At first, I couldn’t figure out why. Maybe, I thought, I had done one of those inadvertent bits of mental gymnastics, where you read ‘Whitehall source’ and you think, perhaps, ‘Whitehall sauce’. Like Worcester sauce, only fishy-tasting, and with a bowler hat as a cap. Or maybe it was the idea of Mickey Mouse being carted off to Guantanamo. Duct-tape over the paws, sodden ears flapping around on the waterboard.

Reading it again, though, it hit me. A Whitehall source? Call me a conspiracy theorist, but I had a sudden hunch. Maybe, I found myself thinking, ‘a Whitehall source’ was not this person’s real name.

Hey, I could be wrong. Possibly the ‘A’ stood for something. Alan? Arnold? Young Archibald Whitehall-Source, quite the easiest gig the school careers master ever had. Although I doubt it. I think my hunch was correct. I think this was somebody speaking anonymously, expressing his concerns that other people were speaking anonymously.
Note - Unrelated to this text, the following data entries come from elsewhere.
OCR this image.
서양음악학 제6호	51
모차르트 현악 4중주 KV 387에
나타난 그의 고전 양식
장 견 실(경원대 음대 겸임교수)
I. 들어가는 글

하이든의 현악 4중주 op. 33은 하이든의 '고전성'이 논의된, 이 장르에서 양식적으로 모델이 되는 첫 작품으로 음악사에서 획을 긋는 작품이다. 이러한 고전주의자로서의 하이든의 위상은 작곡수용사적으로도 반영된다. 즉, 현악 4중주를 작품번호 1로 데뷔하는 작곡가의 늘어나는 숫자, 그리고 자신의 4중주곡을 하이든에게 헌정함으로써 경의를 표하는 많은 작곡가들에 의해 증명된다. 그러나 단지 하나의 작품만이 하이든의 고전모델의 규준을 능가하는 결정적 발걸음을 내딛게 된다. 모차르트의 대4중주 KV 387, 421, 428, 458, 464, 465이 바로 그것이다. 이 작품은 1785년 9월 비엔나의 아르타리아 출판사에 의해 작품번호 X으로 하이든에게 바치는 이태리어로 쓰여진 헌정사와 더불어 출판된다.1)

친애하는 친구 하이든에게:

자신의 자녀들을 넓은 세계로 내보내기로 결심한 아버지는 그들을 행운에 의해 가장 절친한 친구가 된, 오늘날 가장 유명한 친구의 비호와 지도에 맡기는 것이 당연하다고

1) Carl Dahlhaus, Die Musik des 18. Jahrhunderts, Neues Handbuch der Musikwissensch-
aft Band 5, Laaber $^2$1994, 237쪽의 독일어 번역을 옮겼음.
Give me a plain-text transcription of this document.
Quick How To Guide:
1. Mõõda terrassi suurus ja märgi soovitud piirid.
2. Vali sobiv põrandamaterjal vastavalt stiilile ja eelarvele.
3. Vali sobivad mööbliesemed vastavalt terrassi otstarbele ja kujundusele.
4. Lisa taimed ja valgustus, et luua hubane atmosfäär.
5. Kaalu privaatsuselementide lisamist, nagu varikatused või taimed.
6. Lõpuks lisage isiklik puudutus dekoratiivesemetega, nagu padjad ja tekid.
It looks bad. Imagine Gordon Brown had said “the City must curb its irresponsible behaviour”, while nipping into his local branch of Ladbrokes to place a massive flutter on a three-legged nag that some geezer had tipped down the boozer. Imagine Linda McCartney had preached vegetarianism while tucking into a juicy steak. Imagine Al Gore had warned us about climate change, while simultaneously flying all over the world and leaving his lights on.

Actually, wait. You don’t need to imagine that last one. But think about it, anyway. It’s just the same.

Anonymity is the great democratic boon of the internet age. And yes, some people will exploit it in order to join social networking groups called “People Who Want To Bathe In the Blood Of The Slaughtered Infidel”, or whatever. Most, though, do not. They just use it in order to express views that they hold dearly, and perhaps passionately, without having to fear that those who oppose these views will come and lurk with a chainsaw in the shrubbery of their front gardens. Or arrest them. Or associate them forever with some comment which, on reflection, makes them look like a bit of a berk. You’d think Mr Whitehall Source would understand that. Even better than most.